I jumped in a taxi with my last twenty bucks and hightailed it over there. He’s looking deathly grey. We had to do all sorts of things to try and wake him – hit him, pour water on him, pull his nose hairs out, even burn him – we were being quite violent to him just to get him to come around.

Eventually, he coughed and spurted and was just alert enough to throw him in the car. We had to deal with it the best we could – we couldn’t call the ambulance or the cops because the woman didn’t want them showing up at her house. We didn’t have a Naloxone kit and so at the time, we were really blessed he didn’t go all the way over. It was damn close.

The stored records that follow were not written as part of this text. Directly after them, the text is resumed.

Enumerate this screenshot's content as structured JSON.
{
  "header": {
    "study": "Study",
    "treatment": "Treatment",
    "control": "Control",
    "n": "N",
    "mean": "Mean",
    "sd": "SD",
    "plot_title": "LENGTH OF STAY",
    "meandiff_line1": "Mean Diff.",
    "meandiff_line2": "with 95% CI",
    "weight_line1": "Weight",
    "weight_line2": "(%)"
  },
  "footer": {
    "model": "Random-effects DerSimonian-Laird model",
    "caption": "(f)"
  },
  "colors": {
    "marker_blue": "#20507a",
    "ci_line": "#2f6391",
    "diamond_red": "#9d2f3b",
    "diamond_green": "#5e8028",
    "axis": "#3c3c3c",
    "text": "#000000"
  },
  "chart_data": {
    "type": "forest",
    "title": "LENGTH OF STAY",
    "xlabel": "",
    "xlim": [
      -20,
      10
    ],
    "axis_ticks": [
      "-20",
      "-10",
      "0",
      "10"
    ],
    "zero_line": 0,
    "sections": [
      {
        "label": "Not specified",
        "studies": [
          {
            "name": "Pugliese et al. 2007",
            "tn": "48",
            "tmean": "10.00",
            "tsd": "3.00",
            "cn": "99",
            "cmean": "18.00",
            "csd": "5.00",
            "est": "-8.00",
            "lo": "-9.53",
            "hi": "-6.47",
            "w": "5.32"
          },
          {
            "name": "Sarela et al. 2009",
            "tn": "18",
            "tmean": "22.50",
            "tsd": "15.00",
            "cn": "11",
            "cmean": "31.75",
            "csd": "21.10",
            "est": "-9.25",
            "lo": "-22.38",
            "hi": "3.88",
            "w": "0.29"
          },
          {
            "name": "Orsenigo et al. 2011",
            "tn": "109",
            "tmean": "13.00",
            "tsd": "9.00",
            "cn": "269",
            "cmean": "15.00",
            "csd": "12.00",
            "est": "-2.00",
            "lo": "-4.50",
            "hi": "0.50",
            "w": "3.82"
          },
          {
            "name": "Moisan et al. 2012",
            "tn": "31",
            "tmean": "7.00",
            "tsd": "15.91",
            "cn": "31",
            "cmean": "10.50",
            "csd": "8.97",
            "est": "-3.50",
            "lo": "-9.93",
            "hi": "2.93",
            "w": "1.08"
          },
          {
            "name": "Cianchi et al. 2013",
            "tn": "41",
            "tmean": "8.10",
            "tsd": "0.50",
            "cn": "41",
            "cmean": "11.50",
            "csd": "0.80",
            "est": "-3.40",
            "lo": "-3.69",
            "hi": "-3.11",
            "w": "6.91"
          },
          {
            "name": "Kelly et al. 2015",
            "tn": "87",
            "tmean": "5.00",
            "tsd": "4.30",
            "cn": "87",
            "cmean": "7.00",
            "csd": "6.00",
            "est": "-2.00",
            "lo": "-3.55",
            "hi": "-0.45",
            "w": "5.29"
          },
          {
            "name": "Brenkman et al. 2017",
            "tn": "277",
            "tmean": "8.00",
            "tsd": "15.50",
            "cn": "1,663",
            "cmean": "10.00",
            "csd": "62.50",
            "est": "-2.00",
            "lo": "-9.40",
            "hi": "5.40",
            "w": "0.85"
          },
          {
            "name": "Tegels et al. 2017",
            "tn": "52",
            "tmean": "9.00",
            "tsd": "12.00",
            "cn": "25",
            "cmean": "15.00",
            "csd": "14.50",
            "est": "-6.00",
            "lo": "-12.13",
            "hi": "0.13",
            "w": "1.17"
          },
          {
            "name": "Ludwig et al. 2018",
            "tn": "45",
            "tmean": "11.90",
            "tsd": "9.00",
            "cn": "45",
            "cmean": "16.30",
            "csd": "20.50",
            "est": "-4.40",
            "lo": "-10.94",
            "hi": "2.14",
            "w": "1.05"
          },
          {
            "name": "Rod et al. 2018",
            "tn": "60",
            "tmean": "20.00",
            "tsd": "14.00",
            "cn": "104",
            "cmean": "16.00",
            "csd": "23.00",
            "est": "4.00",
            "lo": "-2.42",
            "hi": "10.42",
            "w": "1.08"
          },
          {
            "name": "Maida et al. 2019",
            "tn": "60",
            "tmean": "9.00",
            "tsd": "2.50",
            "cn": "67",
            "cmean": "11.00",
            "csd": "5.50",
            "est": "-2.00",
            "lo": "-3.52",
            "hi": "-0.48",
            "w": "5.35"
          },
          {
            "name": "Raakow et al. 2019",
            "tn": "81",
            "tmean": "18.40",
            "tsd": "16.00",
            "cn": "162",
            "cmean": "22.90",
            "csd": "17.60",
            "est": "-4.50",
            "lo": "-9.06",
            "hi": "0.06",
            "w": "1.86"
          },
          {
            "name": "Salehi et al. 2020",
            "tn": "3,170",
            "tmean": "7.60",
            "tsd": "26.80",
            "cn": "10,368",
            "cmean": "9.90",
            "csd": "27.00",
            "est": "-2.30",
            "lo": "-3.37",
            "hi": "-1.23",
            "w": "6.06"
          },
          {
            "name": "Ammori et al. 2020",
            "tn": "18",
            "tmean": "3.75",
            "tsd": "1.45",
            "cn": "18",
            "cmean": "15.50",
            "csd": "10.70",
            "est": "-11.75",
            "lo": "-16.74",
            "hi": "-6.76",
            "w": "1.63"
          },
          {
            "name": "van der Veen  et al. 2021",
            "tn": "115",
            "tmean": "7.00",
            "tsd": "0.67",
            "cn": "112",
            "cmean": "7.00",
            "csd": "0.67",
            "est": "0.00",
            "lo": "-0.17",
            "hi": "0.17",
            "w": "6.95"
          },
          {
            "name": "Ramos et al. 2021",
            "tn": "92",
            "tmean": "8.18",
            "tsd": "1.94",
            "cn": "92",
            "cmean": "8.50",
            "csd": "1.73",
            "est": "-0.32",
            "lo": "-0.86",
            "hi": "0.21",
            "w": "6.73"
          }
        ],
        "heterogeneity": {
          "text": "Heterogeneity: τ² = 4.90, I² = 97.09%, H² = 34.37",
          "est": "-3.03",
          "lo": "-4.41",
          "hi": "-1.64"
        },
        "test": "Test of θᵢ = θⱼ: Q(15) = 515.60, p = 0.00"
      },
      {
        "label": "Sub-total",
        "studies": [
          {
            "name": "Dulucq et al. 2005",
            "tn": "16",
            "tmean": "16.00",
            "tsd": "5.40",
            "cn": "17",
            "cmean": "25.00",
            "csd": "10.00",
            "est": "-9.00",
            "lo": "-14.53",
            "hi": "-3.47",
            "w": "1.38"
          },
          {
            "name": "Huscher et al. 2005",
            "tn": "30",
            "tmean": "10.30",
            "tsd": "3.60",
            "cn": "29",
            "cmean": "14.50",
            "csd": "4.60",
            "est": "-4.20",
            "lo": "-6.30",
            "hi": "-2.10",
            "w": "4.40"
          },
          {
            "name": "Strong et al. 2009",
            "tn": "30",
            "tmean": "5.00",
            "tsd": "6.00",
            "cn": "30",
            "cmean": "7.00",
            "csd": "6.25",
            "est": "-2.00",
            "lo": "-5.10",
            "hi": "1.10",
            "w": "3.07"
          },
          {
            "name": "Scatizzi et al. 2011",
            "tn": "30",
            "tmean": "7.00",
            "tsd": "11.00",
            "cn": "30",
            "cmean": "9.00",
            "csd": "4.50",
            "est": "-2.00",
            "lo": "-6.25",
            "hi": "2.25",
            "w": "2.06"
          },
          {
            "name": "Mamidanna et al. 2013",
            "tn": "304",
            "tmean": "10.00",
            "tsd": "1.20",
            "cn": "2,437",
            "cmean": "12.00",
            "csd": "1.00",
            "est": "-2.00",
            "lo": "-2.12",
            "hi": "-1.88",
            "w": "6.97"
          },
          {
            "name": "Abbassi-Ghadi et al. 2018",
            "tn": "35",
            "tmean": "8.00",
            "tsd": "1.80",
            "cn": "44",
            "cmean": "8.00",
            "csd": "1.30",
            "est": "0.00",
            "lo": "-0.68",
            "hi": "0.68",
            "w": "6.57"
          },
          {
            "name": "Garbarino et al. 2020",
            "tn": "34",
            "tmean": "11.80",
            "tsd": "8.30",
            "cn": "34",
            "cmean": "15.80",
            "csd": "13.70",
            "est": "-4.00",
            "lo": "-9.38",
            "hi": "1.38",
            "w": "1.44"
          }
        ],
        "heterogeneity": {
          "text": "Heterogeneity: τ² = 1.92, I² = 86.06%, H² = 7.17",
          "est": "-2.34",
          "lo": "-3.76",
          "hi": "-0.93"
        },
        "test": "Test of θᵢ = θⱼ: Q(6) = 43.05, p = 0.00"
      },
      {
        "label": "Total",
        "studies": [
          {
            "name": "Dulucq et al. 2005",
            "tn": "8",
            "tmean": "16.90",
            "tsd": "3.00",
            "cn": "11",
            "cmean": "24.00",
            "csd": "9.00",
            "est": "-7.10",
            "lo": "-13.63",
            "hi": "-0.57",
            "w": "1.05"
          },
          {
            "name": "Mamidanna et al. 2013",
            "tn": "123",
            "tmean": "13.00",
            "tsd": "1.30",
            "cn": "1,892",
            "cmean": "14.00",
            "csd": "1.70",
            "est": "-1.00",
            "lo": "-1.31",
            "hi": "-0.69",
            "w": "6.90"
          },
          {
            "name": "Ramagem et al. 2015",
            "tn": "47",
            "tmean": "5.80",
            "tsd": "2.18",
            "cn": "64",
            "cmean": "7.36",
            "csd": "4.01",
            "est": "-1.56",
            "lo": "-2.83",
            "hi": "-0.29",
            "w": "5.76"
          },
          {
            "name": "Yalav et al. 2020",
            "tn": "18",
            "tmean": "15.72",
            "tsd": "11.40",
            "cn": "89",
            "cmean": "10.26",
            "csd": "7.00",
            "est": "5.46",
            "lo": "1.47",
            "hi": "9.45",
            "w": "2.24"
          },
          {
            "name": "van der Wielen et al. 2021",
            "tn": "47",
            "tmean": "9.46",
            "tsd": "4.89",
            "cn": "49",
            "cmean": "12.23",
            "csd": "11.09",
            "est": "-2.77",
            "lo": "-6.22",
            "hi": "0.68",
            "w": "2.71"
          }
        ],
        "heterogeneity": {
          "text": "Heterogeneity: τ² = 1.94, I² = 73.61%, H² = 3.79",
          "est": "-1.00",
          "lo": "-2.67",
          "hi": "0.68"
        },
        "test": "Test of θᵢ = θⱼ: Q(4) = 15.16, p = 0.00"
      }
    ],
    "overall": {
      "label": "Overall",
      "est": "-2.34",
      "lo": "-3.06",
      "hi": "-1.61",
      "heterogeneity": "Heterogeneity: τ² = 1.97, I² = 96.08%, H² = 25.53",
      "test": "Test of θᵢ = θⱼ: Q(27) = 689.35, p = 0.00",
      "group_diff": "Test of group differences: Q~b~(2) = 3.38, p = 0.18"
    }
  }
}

It had quite a profound effect on me. I was shocked at how easily it can become life or death. It’s not like he’d done a huge amount; he’d taken his dose and thought it was rather nice so he thought he might just have my dose as well.

Sometimes people forget that it’s not necessarily hardened addicts who overdose. Sometimes it can be people who just dabble or are going through a rough patch in their lives. They might be naïve users who aren’t quite sure about dosages.

Like myself, it was just a blip in my earlier years where I was a bit of a party animal but I moved past that and it would’ve been a real shame if an early mistake had cost me my life.

It’s not really okay that, in age of modern medicine, people are dying when the antidote exists. The antidote just needs to be in the right hands and in the right settings to be used. I'm rapt that the changes are coming in New Zealand and rapt to be part of it, too.